One of the most powerful things about hand tools is that they allow you to work on small areas of a board with ease. Instead of running the whole board through an electric planer to remove a small area of ugliness, you can usually remove it with a couple well-placed swipes of a handplane.
But exactly where you put those swipes is the topic of this blog entry.
This week I’m building a contemporary Arts & Crafts cabinet in maple for the master bath (OK, you caught me, it’s a flipping potty cabinet). One of the structural details of the cabinet is that it has a thick base piece and top cap that are attached to the carcase.
The top cap and base are face-glued to the carcase. Getting the pieces to mate can be tricky. There are a lot of surfaces to get flat, and the fit between the carcase and the top cap and base will be highly visible (to me and my spouse, at least).
To encourage mating, I recommend friction (I think the human resources department is going to come down on me for this post).

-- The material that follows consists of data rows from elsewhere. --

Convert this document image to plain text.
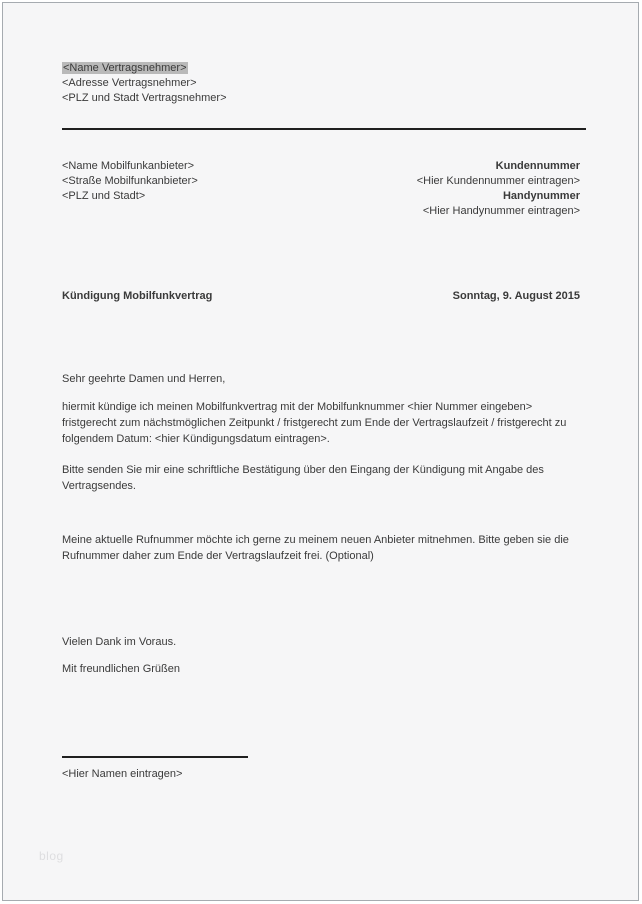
<Name Vertragsnehmer>
<Adresse Vertragsnehmer>
<PLZ und Stadt Vertragsnehmer>
<Name Mobilfunkanbieter>
<Straße Mobilfunkanbieter>
<PLZ und Stadt>
Kundennummer
<Hier Kundennummer eintragen>
Handynummer
<Hier Handynummer eintragen>
Kündigung Mobilfunkvertrag	Sonntag, 9. August 2015

Sehr geehrte Damen und Herren,

hiermit kündige ich meinen Mobilfunkvertrag mit der Mobilfunknummer <hier Nummer eingeben> fristgerecht zum nächstmöglichen Zeitpunkt / fristgerecht zum Ende der Vertragslaufzeit / fristgerecht zu folgendem Datum: <hier Kündigungsdatum eintragen>.

Bitte senden Sie mir eine schriftliche Bestätigung über den Eingang der Kündigung mit Angabe des Vertragsendes.

Meine aktuelle Rufnummer möchte ich gerne zu meinem neuen Anbieter mitnehmen. Bitte geben sie die Rufnummer daher zum Ende der Vertragslaufzeit frei. (Optional)

Vielen Dank im Voraus.

Mit freundlichen Grüßen

<Hier Namen eintragen>
blog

First secure the carcase against your bench. Then take the mating piece and rub it vigorously against the carcase. About 10 swipes will be enough. Remove the mating piece and then get yourself down low so you can see light reflecting off the carcase. The high spots on the carcase and its mating piece will be burnished and will be shinier than the low spots.
Mark the high spots with a pencil. Then remove the shiny spots using a plane with a short sole, such as a low-angle block plane. Remove the high spots from both the carcase and the mate. Then repeat the process until you get the fit you want.
Mark the shiny high spots with a pencil.
Then remove the high spots using a plane that has a short sole.